Aggregation Methods and Their Trade-offs
The simplest aggregation approach is an arithmetic mean of all individual probability forecasts. This exploits the Wisdom of the Crowd effect and typically beats the median individual forecaster. More sophisticated methods weight contributors by their historical Brier Score or Log Score performance, giving influence proportional to demonstrated accuracy. Extremizing is an important refinement: when averaging shrinks probabilities toward 50%, the composite understates certainty that exists in the aggregate. Multiplying log-odds by a factor greater than one pushes the result back toward the tails and has been shown empirically to improve accuracy on competitive forecasting platforms like Metaculus and Good Judgment Open. The choice of aggregation method has outsized effects on final Calibration.

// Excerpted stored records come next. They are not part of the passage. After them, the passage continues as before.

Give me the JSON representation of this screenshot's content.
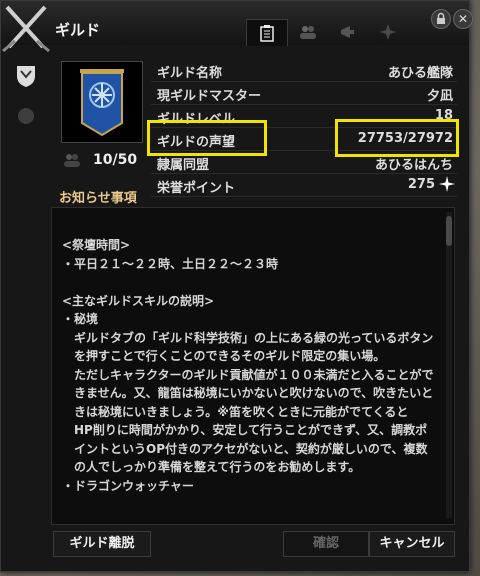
{
  "window": {
    "title": "ギルド"
  },
  "guild": {
    "member_count": "10/50",
    "fields": [
      {
        "label": "ギルド名称",
        "value": "あひる艦隊"
      },
      {
        "label": "現ギルドマスター",
        "value": "夕凪"
      },
      {
        "label": "ギルドレベル",
        "value": "18"
      },
      {
        "label": "ギルドの声望",
        "value": "27753/27972"
      },
      {
        "label": "隷属同盟",
        "value": "あひるはんち"
      },
      {
        "label": "栄誉ポイント",
        "value": "275"
      }
    ]
  },
  "notice": {
    "heading": "お知らせ事項",
    "lines": [
      "<祭壇時間>",
      "・平日２１～２２時、土日２２～２３時",
      "",
      "<主なギルドスキルの説明>",
      "・秘境",
      "　ギルドタブの「ギルド科学技術」の上にある緑の光っているボタン",
      "　を押すことで行くことのできるそのギルド限定の集い場。",
      "　ただしキャラクターのギルド貢献値が１００未満だと入ることがで",
      "　きません。又、龍笛は秘境にいかないと吹けないので、吹きたいと",
      "　きは秘境にいきましょう。※笛を吹くときに元能がでてくると",
      "　HP削りに時間がかかり、安定して行うことができず、又、調教ポ",
      "　イントというOP付きのアクセがないと、契約が厳しいので、複数",
      "　の人でしっかり準備を整えて行うのをお勧めします。",
      "・ドラゴンウォッチャー"
    ]
  },
  "buttons": {
    "leave": "ギルド離脱",
    "confirm": "確認",
    "cancel": "キャンセル"
  },
  "colors": {
    "highlight": "#f1e400",
    "section_heading": "#e9c88a"
  }
}
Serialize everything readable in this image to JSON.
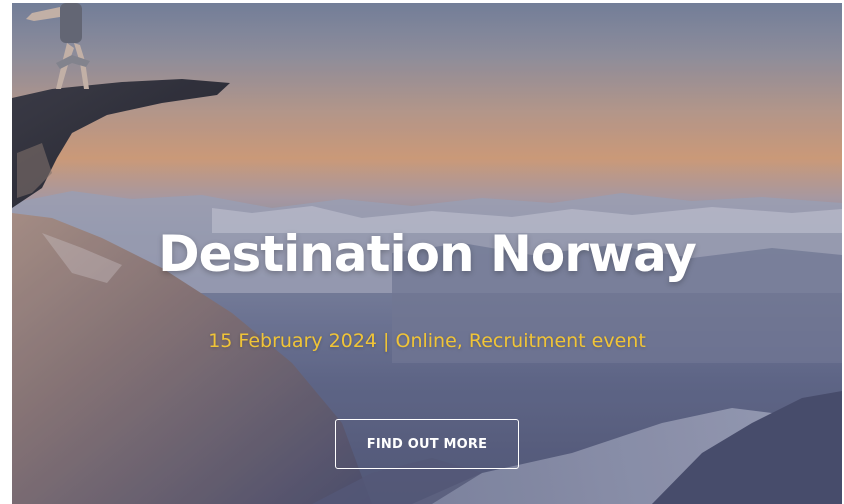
{
  "hero": {
    "title": "Destination Norway",
    "subtitle": "15 February 2024 | Online, Recruitment event",
    "cta_label": "FIND OUT MORE"
  },
  "colors": {
    "title": "#ffffff",
    "subtitle": "#f0c437",
    "button_border": "#ffffff"
  }
}
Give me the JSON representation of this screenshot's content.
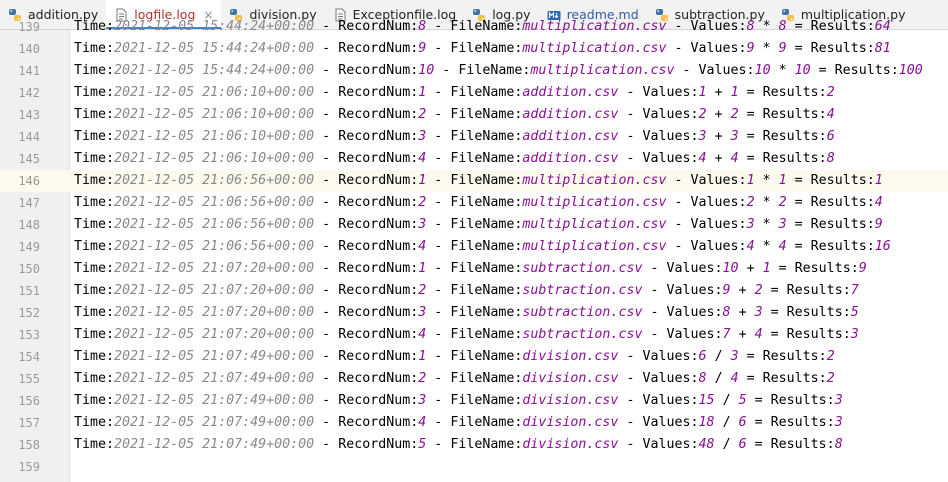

Aggregation in Prediction Markets
A Prediction Market performs continuous implicit aggregation through its Order Book. Every trade is a vote weighted by both capital and conviction, so better-informed traders with larger stakes have greater influence on the final Market Price. This differs from simple averaging: it is a form of incentive-weighted aggregation where participants bear real financial consequences for errors. Research comparing explicit algorithmic aggregation against Polymarket and Kalshi prices generally finds that well-run markets are competitive with the best algorithmic aggregates on short-horizon binary events. Combining market prices with prior probabilities from historical base rates and explicitly elicited forecasts can outperform either source alone, particularly for low-volume markets with thin Liquidity.